Transformer-Based Visual Segmentation: A Survey
Abstract
Visual segmentation seeks to partition images, video frames, or point clouds into multiple segments or groups. This technique has numerous real-world applications, such as autonomous driving, image editing, robot sensing, and medical analysis. Over the past decade, deep learning-based methods have made remarkable strides in this area. Recently, transformers, a type of neural network based on self-attention originally designed for natural language processing, have considerably surpassed previous convolutional or recurrent approaches in various vision processing tasks. Specifically, vision transformers offer robust, unified, and even simpler solutions for various segmentation tasks.
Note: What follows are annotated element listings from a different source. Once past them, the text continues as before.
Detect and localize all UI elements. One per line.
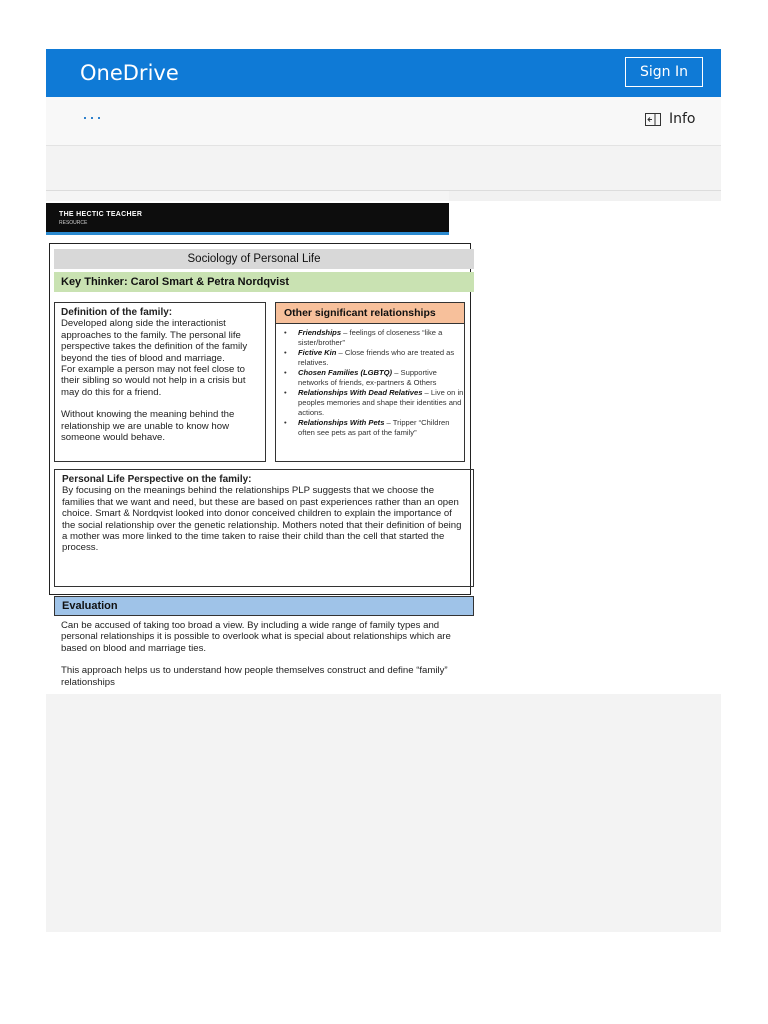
- evaluation-text: [61, 620, 471, 699]
- evaluation-para-2: This approach helps us to understand how people themselves construct and define “family” relationships: [61, 665, 448, 688]
- spacer: [46, 146, 721, 190]
- definition-para-2: For example a person may not feel close to their sibling so would not help in a crisis but may do this for a friend.: [61, 364, 246, 398]
- resource-brand: THE HECTIC TEACHER: [59, 211, 143, 218]
- document-page: [46, 201, 464, 695]
- worksheet-title: Sociology of Personal Life: [54, 249, 474, 269]
- top-bar: [46, 49, 721, 97]
- viewer-top-strip: [46, 191, 449, 201]
- plp-box: [54, 469, 474, 587]
- other-relationships-heading: Other significant relationships: [276, 303, 464, 324]
- resource-header: [46, 203, 449, 235]
- other-relationships-list: [276, 324, 464, 438]
- plp-heading: Personal Life Perspective on the family:: [62, 474, 252, 485]
- list-item: • Friendships – feelings of closeness “like a sister/brother”: [284, 328, 464, 348]
- info-pane-icon: [645, 113, 661, 126]
- viewer-top-strip-right: [449, 191, 721, 201]
- info-label: Info: [669, 111, 696, 127]
- viewer-background: [46, 694, 721, 932]
- list-item: • Relationships With Pets – Tripper “Children often see pets as part of the family”: [284, 418, 464, 438]
- resource-sub: RESOURCE: [59, 220, 88, 226]
- document-viewer[interactable]: [46, 190, 721, 695]
- list-item: • Chosen Families (LGBTQ) – Supportive networks of friends, ex-partners & Others: [284, 368, 464, 388]
- info-button[interactable]: [645, 111, 696, 127]
- key-thinker-bar: Key Thinker: Carol Smart & Petra Nordqvist: [54, 272, 474, 292]
- definition-heading: Definition of the family:: [61, 307, 173, 318]
- definition-box: [54, 302, 266, 462]
- plp-text: By focusing on the meanings behind the relationships PLP suggests that we choose the families that we want and need, but these are based on past experiences rather than an open choice. Smart & Nordqvist looked into donor conceived children to explain the importance of the social relationship over the genetic relationship. Mothers noted that their definition of being a mother was more linked to the time taken to raise their child than the cell that started the process.: [62, 485, 462, 554]
- evaluation-para-1: Can be accused of taking too broad a view. By including a wide range of family types and personal relationships it is possible to overlook what is special about relationships which are based on blood and marriage ties.: [61, 620, 451, 654]
- definition-para-1: Developed along side the interactionist approaches to the family. The personal life perspective takes the definition of the family beyond the ties of blood and marriage.: [61, 318, 248, 364]
- command-bar: [46, 97, 721, 146]
- other-relationships-box: [275, 302, 465, 462]
- list-item: • Relationships With Dead Relatives – Live on in peoples memories and shape their identities and actions.: [284, 388, 464, 418]
- onedrive-frame: [46, 49, 721, 932]
- list-item: • Fictive Kin – Close friends who are treated as relatives.: [284, 348, 464, 368]
- definition-para-3: Without knowing the meaning behind the relationship we are unable to know how someone would behave.: [61, 409, 235, 444]
- more-options-button[interactable]: ···: [82, 107, 103, 127]
- onedrive-logo[interactable]: OneDrive: [80, 61, 179, 85]
- evaluation-heading: Evaluation: [54, 596, 474, 616]
- sign-in-button[interactable]: Sign In: [625, 57, 703, 87]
This survey provides a thorough overview of transformer-based visual segmentation, summarizing recent advancements. We first review the background, encompassing problem definitions, datasets, and prior convolutional methods. Next, we summarize a meta-architecture that unifies all recent transformer-based approaches. Based on this meta-architecture, we examine various method designs, including modifications to the meta-architecture and associated applications. We also present several specific subfields, including 3D point cloud segmentation, foundation model tuning, domain-aware segmentation, efficient segmentation, and medical segmentation. Additionally, we compile and re-evaluate the reviewed methods on several well-established datasets. Finally, we identify open challenges in this field and propose directions for future research.
视觉分割寻求将图像、视频帧或点云分割成多个片段或组。这项技术在现实世界中有许多应用,如自动驾驶、图像编辑、机器人传感和医学分析。在过去的十年中,基于深度学习的方法在这一领域取得了显著的进步。
最近,Transformer,一种基于自关注的神经网络,最初是为自然语言处理而设计的,在各种视觉处理任务中大大超过了以前的卷积或循环方法。具体来说,视觉Transformer为各种分割任务提供了强大,统一,甚至更简单的解决方案。
本调查提供了基于Transformer的视觉分割的全面概述,总结了最近的进展。
首先回顾背景,包括问题定义、数据集和先前的卷积方法。
接下来,总结一个统一了所有最近基于转换器的方法的元体系结构。基于这个元体系结构,研究了各种方法设计,包括对元体系结构和相关应用程序的修改。本
文还介绍了几个具体的子领域,包括3D点云分割,基础模型调整,领域感知分割,高效分割和医疗分割。
此外,本文在几个完善的数据集上编译并重新评估了所审查的方法。
最后,确定了该领域的开放挑战,并提出了未来的研究方向。